Friday, 29 April 2011

Why do teams fail to sustain code quality?

Code quality always seems to get worse and worse. Even when a team is actively fighting against it, complexity inevitably wins in the end. What's going on? Why is this pull towards complexity such a powerful force?

In my view, a lot of the problem stems from the wrong actions being taken, with the best of intentions in mind.

Code quality quickly spirals down

Developers don't want to introduce bugs, so they naturally take actions to avoid doing so. Making changes to working code is risky, so developers make heavy use of conditional logic ("in my particular case do this, otherwise, do the same as before") and duplication to minimise the changes to existing code.

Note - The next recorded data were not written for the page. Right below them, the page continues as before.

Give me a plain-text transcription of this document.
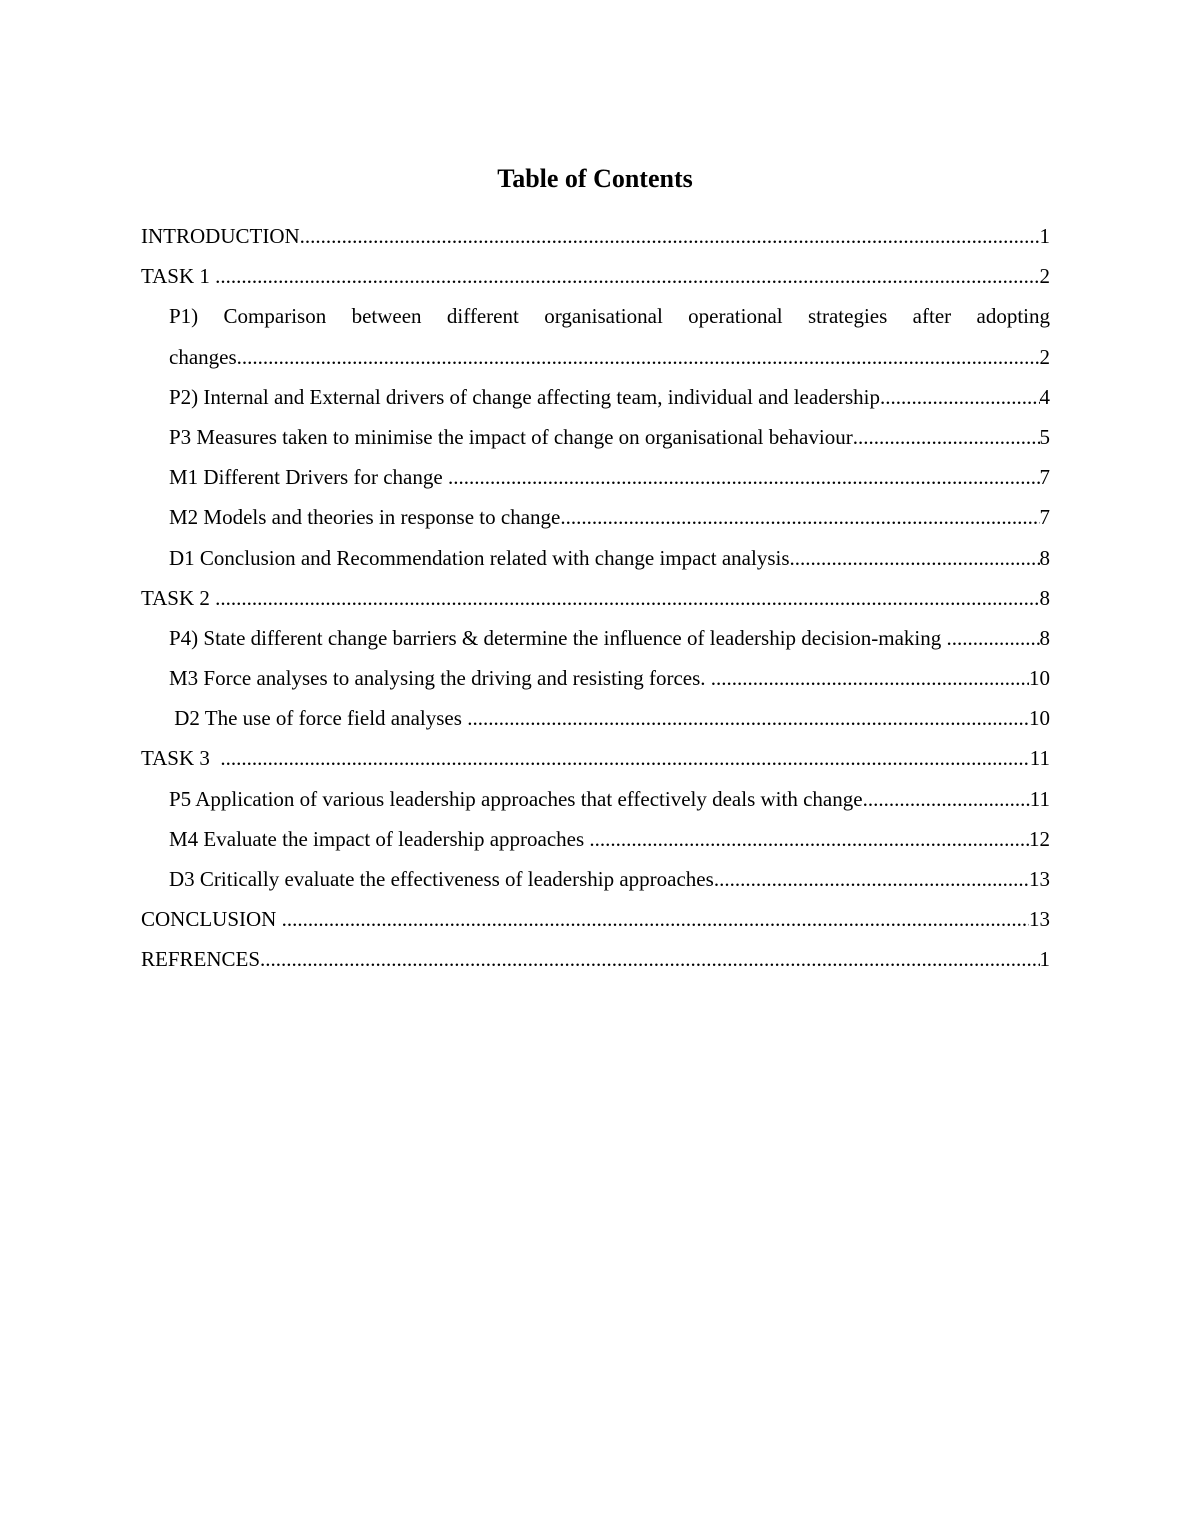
Table of Contents
INTRODUCTION .....	1
TASK 1 .....	2
P1) Comparison between different organisational operational strategies after adopting
changes .....	2
P2) Internal and External drivers of change affecting team, individual and leadership .....	4
P3 Measures taken to minimise the impact of change on organisational behaviour .....	5
M1 Different Drivers for change .....	7
M2 Models and theories in response to change .....	7
D1 Conclusion and Recommendation related with change impact analysis .....	8
TASK 2 .....	8
P4) State different change barriers & determine the influence of leadership decision-making .....	8
M3 Force analyses to analysing the driving and resisting forces. .....	10
D2 The use of force field analyses .....	10
TASK 3 .....	11
P5 Application of various leadership approaches that effectively deals with change .....	11
M4 Evaluate the impact of leadership approaches .....	12
D3 Critically evaluate the effectiveness of leadership approaches .....	13
CONCLUSION .....	13
REFRENCES .....	1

There's a good intention behind it. Unfortunately, it makes the code increasingly difficult to work with—to understand the ramifications of a change— and subsequently increases the pressure to tread carefully and avoid making those bigger and bolder changes to the design that are really needed to keep the code clean.

Automated regression tests aren't enough to stop it

Agile teams tend to make heavy use of automated regression tests. This not only allows the team to release code frequently, but allows them to refactor it and keep the design in good shape. The tests should catch any bugs introduced when the design is reworked.

That's the theory, but, in practice, the developers don't keep the design clean. Why? Because their old "don't make unnecessary changes" habit is so deeply-ingrained. And so, the vicious circle continues.

You have to change the habits too

How do you change habits? Education, constant reminders, code reviews, management oversight, tie a knot in your handkerchief... whatever it takes because if you don't change the habits your code quality will deteriorate and your team's agility will disappear with it.

1 comment:

Dave Berry said...

Isn't time another factor? If it is quicker to duplicate code or to use conditional logic, and developers are under pressure to show progress and/or not to waste project time, then there is incentive to produce this more complicated code. Regression tests will catch quality failures but bugs arising from changes will still take time to correct.

Agile methods measure progress by working software and aim to show progress at the end of each iteration (2 weeks in our case). So the pressure is there to produce quick solutions.